Son una raza de individuos incorruptibles, no se los puede sobornar, no hay manera de persuadirlos para que se unan a nuestros propósitos, a nuestra ideología, a nuestra santa parroquia. Son impermeables al chantaje, a las amenazas, a la extorsión. Los sobrios son una estirpe de personas insoportablemente íntegras. Resulta en extremo complicado hallar su punto débil, siempre se mantienen firmes e impávidas. Los sobrios nos juzgan, ceñudos, con sus ojillos despiertos. No hay modo de someter su voluntad. A una dama sobria no hay varón emperejilado que la arrastre al huerto. Con ella no valen los argumentos tramposos ni las promesas de mera fábula.

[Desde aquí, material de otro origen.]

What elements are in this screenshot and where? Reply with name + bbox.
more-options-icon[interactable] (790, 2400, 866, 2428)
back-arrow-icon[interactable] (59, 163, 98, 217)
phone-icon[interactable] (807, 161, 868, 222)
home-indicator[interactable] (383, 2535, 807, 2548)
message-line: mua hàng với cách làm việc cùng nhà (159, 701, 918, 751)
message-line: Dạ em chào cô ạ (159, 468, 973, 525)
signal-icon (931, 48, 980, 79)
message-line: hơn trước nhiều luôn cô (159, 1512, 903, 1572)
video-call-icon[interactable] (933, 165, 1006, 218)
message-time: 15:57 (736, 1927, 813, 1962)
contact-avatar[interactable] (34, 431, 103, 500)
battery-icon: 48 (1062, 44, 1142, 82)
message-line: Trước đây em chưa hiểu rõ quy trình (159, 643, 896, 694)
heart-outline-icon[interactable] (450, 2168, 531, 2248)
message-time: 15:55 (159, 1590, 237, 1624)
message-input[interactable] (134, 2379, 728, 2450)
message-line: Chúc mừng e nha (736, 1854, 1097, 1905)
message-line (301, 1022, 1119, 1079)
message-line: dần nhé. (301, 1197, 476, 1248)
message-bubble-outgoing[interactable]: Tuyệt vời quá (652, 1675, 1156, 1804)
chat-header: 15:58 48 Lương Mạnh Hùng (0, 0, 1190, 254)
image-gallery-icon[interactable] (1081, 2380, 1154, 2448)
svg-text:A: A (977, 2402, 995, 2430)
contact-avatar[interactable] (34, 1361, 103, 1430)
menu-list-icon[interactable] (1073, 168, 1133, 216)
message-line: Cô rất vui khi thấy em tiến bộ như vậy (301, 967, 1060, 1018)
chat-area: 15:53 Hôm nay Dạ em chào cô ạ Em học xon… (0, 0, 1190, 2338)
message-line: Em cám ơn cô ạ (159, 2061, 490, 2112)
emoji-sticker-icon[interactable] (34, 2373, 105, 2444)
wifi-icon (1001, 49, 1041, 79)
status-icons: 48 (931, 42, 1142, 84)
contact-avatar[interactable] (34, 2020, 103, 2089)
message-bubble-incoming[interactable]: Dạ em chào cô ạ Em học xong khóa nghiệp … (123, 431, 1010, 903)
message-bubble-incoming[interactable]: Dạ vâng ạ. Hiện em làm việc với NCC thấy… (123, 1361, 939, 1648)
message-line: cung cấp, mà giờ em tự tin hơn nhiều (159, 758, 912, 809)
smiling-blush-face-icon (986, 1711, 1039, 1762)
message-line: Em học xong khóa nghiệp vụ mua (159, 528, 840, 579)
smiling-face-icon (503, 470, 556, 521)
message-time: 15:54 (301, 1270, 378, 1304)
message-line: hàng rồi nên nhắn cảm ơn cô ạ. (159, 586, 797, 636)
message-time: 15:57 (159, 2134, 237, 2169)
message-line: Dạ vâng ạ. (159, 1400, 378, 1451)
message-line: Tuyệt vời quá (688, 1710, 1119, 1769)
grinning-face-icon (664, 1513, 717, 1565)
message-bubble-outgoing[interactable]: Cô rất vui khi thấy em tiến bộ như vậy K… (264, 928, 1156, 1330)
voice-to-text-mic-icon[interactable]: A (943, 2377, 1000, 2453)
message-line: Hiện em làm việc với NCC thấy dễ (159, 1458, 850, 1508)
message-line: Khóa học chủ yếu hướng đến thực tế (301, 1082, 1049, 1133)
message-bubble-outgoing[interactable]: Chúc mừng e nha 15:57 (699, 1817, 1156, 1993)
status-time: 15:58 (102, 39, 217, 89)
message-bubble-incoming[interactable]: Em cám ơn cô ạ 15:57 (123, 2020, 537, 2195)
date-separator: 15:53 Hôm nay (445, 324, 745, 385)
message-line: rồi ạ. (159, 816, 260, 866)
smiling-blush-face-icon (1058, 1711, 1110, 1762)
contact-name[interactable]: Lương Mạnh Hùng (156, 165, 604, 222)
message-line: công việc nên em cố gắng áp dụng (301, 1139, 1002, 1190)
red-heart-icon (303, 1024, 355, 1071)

Con qué facilidad una persona sobria derriba de un papirotazo los castillos artificiosos que los necios construyen en el aire. Con qué maestría traza un sobrio en la arena la línea recta y profunda entre la verdad y la mentira. Los sobrios contemplan con una sonrisa disimulada a todos esos tontos que chapotean como focas torpes e indolentes en las aguas turbias del alcohol o en las playas de la mendacidad. Observan con desprecio cómo bajan navegando los idiotas, sumergidos hasta la nariz, por el río turbulento del pensamiento único. Los sobrios examinan pacientemente el parloteo interminable del tuercebotas, los aspavientos pueriles del majadero, las visibles artimañas del zoquete, la doblez de aquel siniestro y ladino vendehumos.
Tratamos de ofrecer a los sobrios unos tomates a un precio exorbitado, pero recelan, descubren de inmediato el timo. Tratamos de venderles a nuestra hermana, a nuestra madre, pero recelan, descubren al instante que somos trapaceros, gentes ruines, miserables, bribones huérfanos de escrúpulos. Los sobrios nos arropan para que durmamos la mona, que tantos esfuerzos hacemos en vano por vestirla de seda. Nada lograremos de un sobrio, no conseguiremos tronchar el tallo de sus principios. Como payasos de sonrisas desdibujadas, como ovejas indefensas y espantadas, revolotean los miembros de la masa borreguera en torno al pedestal de los sobrios. Hacia ellos alzan suplicantes sus pezuñas de borrico, balbuceando plegarias. Hacia ellos dirigen sus patéticos ruegos: «Ay de mí. Consiente mi capricho, persona sobria. Comulga con mis ideas, participa de mi farsa, déjate seducir por mis patrañas», exclama un mamarracho con la cabeza coronada por cuatro mechones pajizos, erigido este singular carnero en portavoz del gremio adoctrinado. Pero los sobrios, encaramados en el tribunal pétreo del sentido común, se santiguan unánimemente y rematan el noble ademán con un precioso corte de mangas.
Cuánto desconcierta un sobrio nuestro espíritu mezquino, nuestros anhelos cicateros. Cuánto nos hace palidecer el rostro hermético de un sobrio, cuánto nos aterra su rectitud marmórea, su conducta imperturbable. Y cómo duelen los zurriagazos que nos inflige en el trasero el látigo de su coherencia, de su aplomo, de su serenidad. «Yo, sujeto sobrio —nos dice uno, relamiéndose, arrebatándonos la colilla—, te mido a ti el lomo, pintamonas.»